Dunque, strategia sarebbe una faccia della medaglia, e stigma l’altra. Ribadisco che il punto di partenza in Alle Tage, o anche in Seltsame Materie, è il contesto di cornice: come si comporta la lingua al suo interno? Lo dico in riferimento al prossimo libro, dove l’essere straniero in questo senso non ha più nessuna importanza. La cornice è un’altra e di conseguenza anche la domanda che viene posta sull’uso della lingua è un’altra.

Se si considera la lingua come vittima, si potrebbe interpretare il taglio della bocca dell’interprete nel racconto STILLE. mich. NACHT come un’immagine fortemente allegorica.

A questo non avevo pensato in un primo momento, ma è interessante, forse è stato inconscio. Proprio il racconto Die Zunge, che finora non era mai stato pubblicato perché troppo terribile, dimostra che Lei non è affatto sulla strada sbagliata, o che io non lo sono. Nel racconto infatti c’è tutto: una donna che di notte attraversa il ponte sul Danubio a Budapest e viene assalita da due tipi, di cui almeno uno non ci sta molto con la testa. Hanno con loro un coltello e cercano di tagliuzzare la donna dappertutto, e proprio quando lei comincia a gridare in una lingua che non capiscono, cercano di tagliarle la lingua. Alla fine non si capisce se ci sono riusciti o meno, perché la donna serra la bocca e fino all’ultima scena in ospedale non la aprirà più. Ho scritto questa storia dopo essere stata per la prima volta a Budapest con Seltsame Materie. Era inverno, mi sono ammalata e ogni esponente della scena letteraria che ho incontrato mi ha rinfacciato qualcosa di cattivo: così è nato il racconto.

Abbiamo parlato della strategia in Alle Tage, ma Lei ha già accennato al fatto che anche in Seltsame Materie sono gli stessi io-narranti ad avere difficoltà con lingua, che descrive piuttosto che spiegare.

In realtà ne hanno meno degli altri personaggi che non hanno affatto una lingua. L’io-narrante, quello riesce a ragionare, cerca almeno di orientarsi con le proprie parole, a differenza degli altri. È vero che la lingua descrive, anziché spiegare, ma usare un io-narrante vuol dire anche confrontarsi con i suoi limiti: se scelgo un personaggio con determinate caratteristiche, che per esempio ha dodici anni e vive in un villaggio, non può parlare come un Umberto Eco, non funziona.

George Steiner ha scritto che un pericolo per il poliglotta è di approdare al nichilismo, di consumare le lingue senza prendersi in esse alcuna responsabilità, senza esservi coinvolto, e così rimanere sempre distante dalla realtà.
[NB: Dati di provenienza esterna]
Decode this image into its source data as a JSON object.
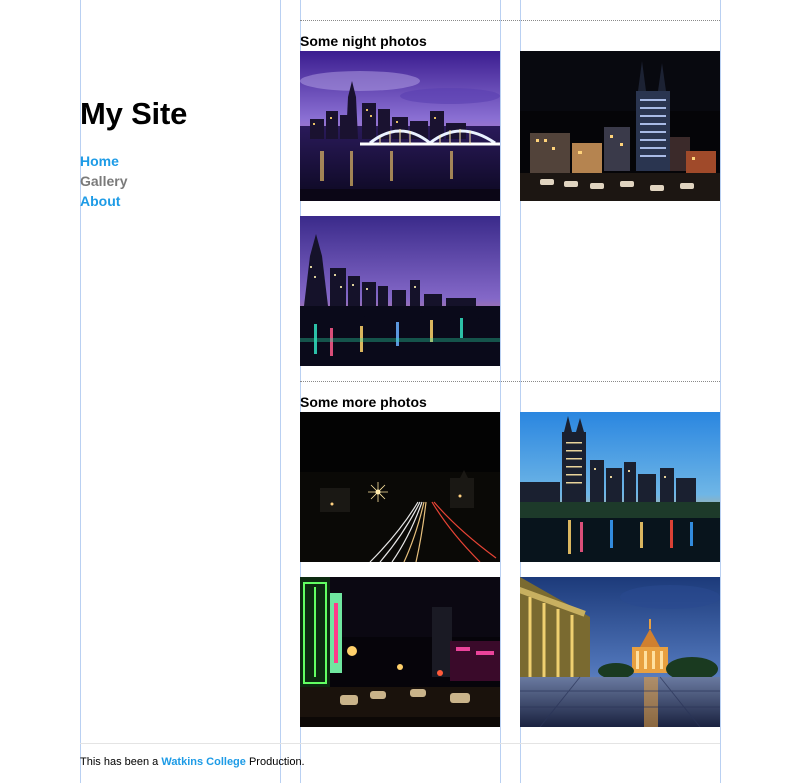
{
  "site": {
    "title": "My Site"
  },
  "nav": [
    {
      "label": "Home"
    },
    {
      "label": "Gallery"
    },
    {
      "label": "About"
    }
  ],
  "sections": [
    {
      "heading": "Some night photos",
      "photos": [
        "nashville-skyline-bridge-dusk",
        "batman-building-night",
        "skyline-river-purple-sky"
      ]
    },
    {
      "heading": "Some more photos",
      "photos": [
        "light-trails-highway-night",
        "skyline-river-reflection-blue-hour",
        "broadway-neon-street",
        "capitol-plaza-rain-reflection"
      ]
    }
  ],
  "footer": {
    "prefix": "This has been a",
    "link": "Watkins College",
    "suffix": "Production."
  },
  "colors": {
    "link": "#1d9be6",
    "current_nav": "#7a7a7a",
    "guide": "#b9d0f2"
  }
}
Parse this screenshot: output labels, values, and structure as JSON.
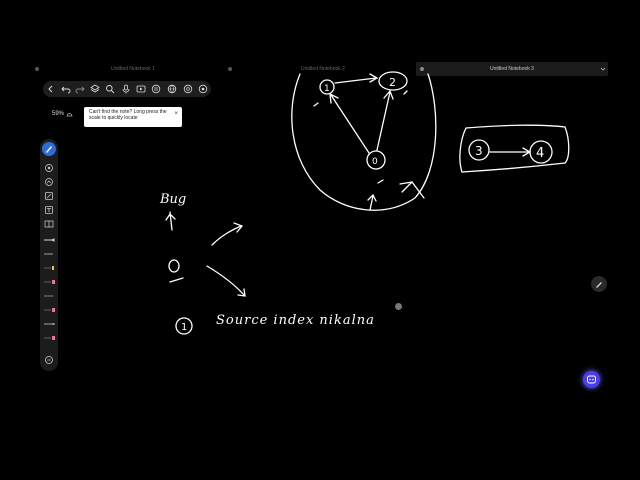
{
  "tabs": [
    {
      "label": "Untitled Notebook 1",
      "active": false
    },
    {
      "label": "Untitled Notebook 2",
      "active": false
    },
    {
      "label": "Untitled Notebook 3",
      "active": true
    }
  ],
  "toolbar": {
    "icons": [
      "back-icon",
      "undo-icon",
      "redo-icon",
      "layers-icon",
      "search-icon",
      "mic-icon",
      "play-icon",
      "globe-icon",
      "audio-icon",
      "more-icon"
    ]
  },
  "zoom": {
    "value": "59%"
  },
  "tooltip": {
    "text": "Can't find the note? Long press the scale to quickly locate",
    "close": "×"
  },
  "colors": {
    "accent": "#2e6bd9",
    "ai": "#4b3df0",
    "ink": "#ffffff",
    "pink": "#e8768a",
    "yellow": "#e6c84b"
  },
  "handwriting": {
    "node_1": "1",
    "node_2": "2",
    "node_3": "3",
    "node_4": "4",
    "node_0": "0",
    "bug_label": "Bug",
    "item_number": "1",
    "item_text": "Source index nikalna"
  }
}
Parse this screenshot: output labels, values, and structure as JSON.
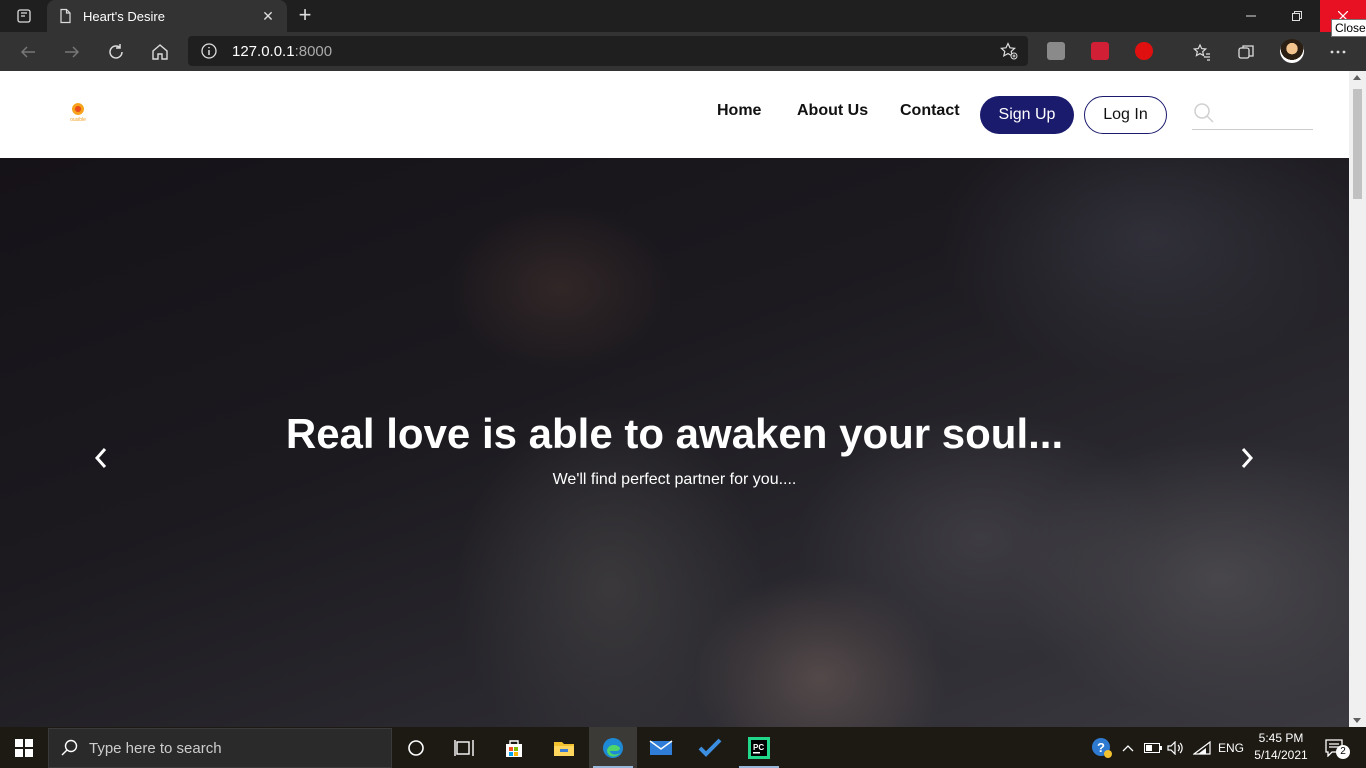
{
  "browser": {
    "tab_title": "Heart's Desire",
    "address_host": "127.0.0.1",
    "address_port": ":8000",
    "tooltip": "Close"
  },
  "site": {
    "logo_text": "ousible",
    "nav": {
      "home": "Home",
      "about": "About Us",
      "contact": "Contact"
    },
    "signup_label": "Sign Up",
    "login_label": "Log In",
    "search_placeholder": ""
  },
  "hero": {
    "title": "Real love is able to awaken your soul...",
    "subtitle": "We'll find perfect partner for you...."
  },
  "taskbar": {
    "search_placeholder": "Type here to search",
    "language": "ENG",
    "time": "5:45 PM",
    "date": "5/14/2021",
    "notification_count": "2"
  },
  "colors": {
    "brand_navy": "#1b1b6e",
    "close_red": "#e81123"
  }
}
È in fondo quello che accade ad Abel Nema. Pensa che questa osservazione possa essere fatta solo per il  poliglotta o anche per un monolingue?

Non è facile rispondere: cosa avrebbe ancora a disposizione il monolingue? Steiner intende forse con poliglotta chiunque padroneggi di più lingue. Però anche costui avrà sempre una L¹, o potrà legarsi emotivamente ad una lingua… O forse Steiner ritiene che questo non sia possibile, se ormai ci si è dispersi nelle diverse lingue? Per quanto riguarda Abel Nema, ha preso prima la decisione di rimanere al margine e soltanto dopo ha usato le lingue come mezzo per raggiungere questo obiettivo. Ma se non le avesse avute avrebbe utilizzato qualcos’altro, perché la sua decisione e il suo plurilinguismo non dipendono necessariamente l’una dall’altro. Ha preso ciò che gli è stato donato dagli dei, ciò che gli è stato offerto sul piatto d’argento, e se non gli fosse stata data questa capacità si sarebbe dovuto inventare qualcos’altro. Suppongo che sarebbe diventato un truffatore di promesse di matrimonio, o qualcosa di simile, avrebbe venduto il suo corpo, per così dire, questo ancora mi sarebbe venuto in mente per lui.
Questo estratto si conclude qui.